Wenn sich Türken nun hinter dem Präsidenten Recep Tayyip Erdogan vereinen – dem Anti-Atatürk – dann ist das Trotz. Verletzter Stolz. Weil sie in Deutschland als Moslems nach dem Elften September mit den arabischen Tätern über einen Kamm geschert wurden. Weil die EU ihre Heimat nicht aufnehmen wollte, während sie wirtschaftlich rückständigere Länder wie Bulgarien oder Rumänien in ihren Reihen begrüßte. Und manchmal auch aus dem irrationalen Gefühl heraus, von den anderen nicht genug geliebt zu werden.

Doch im Kern hat Steinmeier recht. Die Türken haben trotzdem ihr türkisches Deutschsein entwickelt. Auch wenn die Deutschen das oft nicht sehen. Nur ist dieses türkische Deutschsein nicht so, wie es sich Steinmeier vorstellt. Es ist nicht das Deutschsein der grün-linken Ideologie des kollektiven Identitarismus. In der jeder Mann Frau sein darf und jeder Erwachsene seine Sexualität vor Kindern ausleben darf, so lange er nur nicht begehrt, durch Arbeit oder Unternehmertum reich zu werden, sondern sein finanzielles Glück im öffentlichen Dienst findet.

Die Erzählung des türkischen Deutschseins ist in allererster Linie wirtschaftlich motiviert. Die erste Generation ist hierher gekommen, um sich durch harte Arbeit aus Armut in Wohlstand zu arbeiten. Zuerst an den Fließbändern oder in Stahlhütten und Bergwerken, dann schnell als Wirte, Handwerker oder Ladenbesitzer. Diese Generation ist eben nicht hergekommen, um nach harter Arbeit auch nicht mehr zu haben als ein Empfänger von Bürgergeld. Ihre Vertreter waren offen für die Moderne. Wenn ihre Frauen nachkamen, haben die kein Kopftuch getragen, weil Atatürk das nicht wollte. Die Männer selbst waren für die Neuerungen der Elektronik und Informatik meist offener als ihre deutschen Altersgenossen.

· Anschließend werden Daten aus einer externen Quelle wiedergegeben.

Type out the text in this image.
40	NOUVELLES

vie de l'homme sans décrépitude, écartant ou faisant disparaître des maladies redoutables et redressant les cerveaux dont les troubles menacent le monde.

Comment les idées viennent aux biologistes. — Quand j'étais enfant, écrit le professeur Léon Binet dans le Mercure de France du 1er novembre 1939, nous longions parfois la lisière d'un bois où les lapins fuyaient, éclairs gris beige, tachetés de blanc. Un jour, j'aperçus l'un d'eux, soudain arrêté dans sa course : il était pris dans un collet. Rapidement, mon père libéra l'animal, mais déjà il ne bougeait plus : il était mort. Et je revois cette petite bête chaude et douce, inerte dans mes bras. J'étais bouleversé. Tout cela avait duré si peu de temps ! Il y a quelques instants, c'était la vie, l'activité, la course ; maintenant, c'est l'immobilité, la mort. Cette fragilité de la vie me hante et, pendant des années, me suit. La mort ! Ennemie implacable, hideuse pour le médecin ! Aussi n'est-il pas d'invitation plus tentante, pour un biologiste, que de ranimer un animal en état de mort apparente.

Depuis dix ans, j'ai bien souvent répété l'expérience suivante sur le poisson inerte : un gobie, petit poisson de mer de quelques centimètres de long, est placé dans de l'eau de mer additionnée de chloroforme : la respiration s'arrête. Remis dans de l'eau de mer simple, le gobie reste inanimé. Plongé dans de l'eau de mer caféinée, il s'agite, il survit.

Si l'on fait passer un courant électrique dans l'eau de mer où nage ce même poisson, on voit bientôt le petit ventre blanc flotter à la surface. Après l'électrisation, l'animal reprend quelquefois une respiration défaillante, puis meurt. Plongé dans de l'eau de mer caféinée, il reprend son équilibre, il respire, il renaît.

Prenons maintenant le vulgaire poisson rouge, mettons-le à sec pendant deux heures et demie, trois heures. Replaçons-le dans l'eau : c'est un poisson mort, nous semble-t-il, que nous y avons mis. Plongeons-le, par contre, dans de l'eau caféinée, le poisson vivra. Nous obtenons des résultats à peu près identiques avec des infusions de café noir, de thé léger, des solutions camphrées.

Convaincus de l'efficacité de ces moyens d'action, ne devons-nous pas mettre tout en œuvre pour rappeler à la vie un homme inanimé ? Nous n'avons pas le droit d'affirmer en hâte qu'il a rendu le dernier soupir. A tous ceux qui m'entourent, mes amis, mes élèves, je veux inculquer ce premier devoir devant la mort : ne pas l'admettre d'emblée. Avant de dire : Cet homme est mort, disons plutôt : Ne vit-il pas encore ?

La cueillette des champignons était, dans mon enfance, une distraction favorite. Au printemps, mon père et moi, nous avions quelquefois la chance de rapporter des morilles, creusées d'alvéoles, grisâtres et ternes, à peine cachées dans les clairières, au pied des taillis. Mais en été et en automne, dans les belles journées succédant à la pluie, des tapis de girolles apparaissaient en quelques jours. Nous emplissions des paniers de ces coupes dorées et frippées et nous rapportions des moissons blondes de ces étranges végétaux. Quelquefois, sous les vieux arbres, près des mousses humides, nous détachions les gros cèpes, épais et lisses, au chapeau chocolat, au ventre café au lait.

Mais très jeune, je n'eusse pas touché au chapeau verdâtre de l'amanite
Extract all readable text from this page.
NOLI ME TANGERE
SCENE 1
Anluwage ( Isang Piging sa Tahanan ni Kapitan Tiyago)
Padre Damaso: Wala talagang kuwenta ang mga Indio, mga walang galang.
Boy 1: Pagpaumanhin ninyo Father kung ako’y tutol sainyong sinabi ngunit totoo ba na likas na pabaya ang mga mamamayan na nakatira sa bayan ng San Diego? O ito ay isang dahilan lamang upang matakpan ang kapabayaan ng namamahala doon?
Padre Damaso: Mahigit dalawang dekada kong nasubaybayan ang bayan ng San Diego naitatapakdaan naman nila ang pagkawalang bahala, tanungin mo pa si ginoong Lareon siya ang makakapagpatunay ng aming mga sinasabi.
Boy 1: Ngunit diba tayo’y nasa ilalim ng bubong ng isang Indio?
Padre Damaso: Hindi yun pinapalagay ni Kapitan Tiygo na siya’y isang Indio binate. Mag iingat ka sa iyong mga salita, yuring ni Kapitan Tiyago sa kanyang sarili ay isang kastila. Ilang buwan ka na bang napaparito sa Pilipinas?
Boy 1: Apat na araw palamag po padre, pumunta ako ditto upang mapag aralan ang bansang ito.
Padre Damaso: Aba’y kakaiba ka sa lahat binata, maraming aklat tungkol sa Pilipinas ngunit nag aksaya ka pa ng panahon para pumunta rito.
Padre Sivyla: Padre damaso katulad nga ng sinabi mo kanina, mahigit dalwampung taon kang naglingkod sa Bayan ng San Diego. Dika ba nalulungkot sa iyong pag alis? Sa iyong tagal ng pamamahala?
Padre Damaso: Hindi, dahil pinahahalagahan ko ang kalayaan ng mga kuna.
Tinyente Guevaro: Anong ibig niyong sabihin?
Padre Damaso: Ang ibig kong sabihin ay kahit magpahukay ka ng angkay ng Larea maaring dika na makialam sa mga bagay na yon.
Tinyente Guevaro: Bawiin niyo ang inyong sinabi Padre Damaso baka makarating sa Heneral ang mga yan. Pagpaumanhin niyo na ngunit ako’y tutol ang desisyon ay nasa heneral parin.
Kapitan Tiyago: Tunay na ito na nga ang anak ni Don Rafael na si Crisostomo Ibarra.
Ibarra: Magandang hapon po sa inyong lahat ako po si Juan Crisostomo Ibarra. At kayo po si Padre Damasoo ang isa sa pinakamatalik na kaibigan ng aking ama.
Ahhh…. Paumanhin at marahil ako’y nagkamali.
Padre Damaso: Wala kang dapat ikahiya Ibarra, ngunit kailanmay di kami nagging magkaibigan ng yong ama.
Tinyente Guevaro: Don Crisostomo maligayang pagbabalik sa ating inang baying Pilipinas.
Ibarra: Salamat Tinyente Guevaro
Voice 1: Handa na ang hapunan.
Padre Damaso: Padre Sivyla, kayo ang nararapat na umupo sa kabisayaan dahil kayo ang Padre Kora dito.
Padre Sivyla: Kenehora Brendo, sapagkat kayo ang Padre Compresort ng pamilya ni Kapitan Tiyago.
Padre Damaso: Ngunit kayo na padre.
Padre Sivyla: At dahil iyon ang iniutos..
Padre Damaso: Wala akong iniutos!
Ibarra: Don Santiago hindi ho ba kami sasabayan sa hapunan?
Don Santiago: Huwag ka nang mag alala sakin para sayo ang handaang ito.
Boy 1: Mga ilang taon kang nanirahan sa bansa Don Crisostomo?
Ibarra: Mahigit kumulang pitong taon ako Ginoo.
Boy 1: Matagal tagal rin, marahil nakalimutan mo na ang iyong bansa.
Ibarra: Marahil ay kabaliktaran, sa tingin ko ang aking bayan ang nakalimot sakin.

Doch in manchen Punkten blieben die türkischen Deutschen konservativer: Während ihre deutschen Altersgenossen ihre Infantilitätsphase immer weiter ausweiteten – erst bis ins Studium, dann darüber hinaus – heirateten die Türken weiterhin früh und zeugten Kinder. Heute sind sie auf den Gehwegen die Erwachsenen, die auf das Kind auf dem Roller aufpassen. Die deutschen Altersgenossen fahren selbst wie ein Kind auf dem Roller und drängen die anderen Fußgänger in gefährlichen Manövern beiseite.

Die Zahl der Deutschen steigt, die ins Ausland gehen, weil die Wirtschaft ihnen keine Perspektive bietet oder die Steuer ihnen nicht viel vom Ergebnis ihres Fleißes übriglässt. In dieser Gruppe ist die Zahl der Deutschtürken besonders stark. Sie haben zum einen mit der Türkei eine natürliche Alternative. Als Wirte, Ladenbesitzer oder Handwerker sind sie von der deutschen Bürokratie und Steuerlast besonders stark betroffen. Zum anderen erleichtert ihnen ihre Geschichte einen neuerlichen Exodus. Wenn sie gehen, ist das eine Abstimmung mit den Füßen. Steinmeier sieht diese Abstimmung als Ergebnis der bösen AfD und von Hass und Hetze in Deutschland an. Er muss das so sehen. Sonst würde der Präsident eingestehen, dass das Land heruntergekommen ist in den 22 von 26 Jahren, an denen er und seine Partei an der Regierung beteiligt waren.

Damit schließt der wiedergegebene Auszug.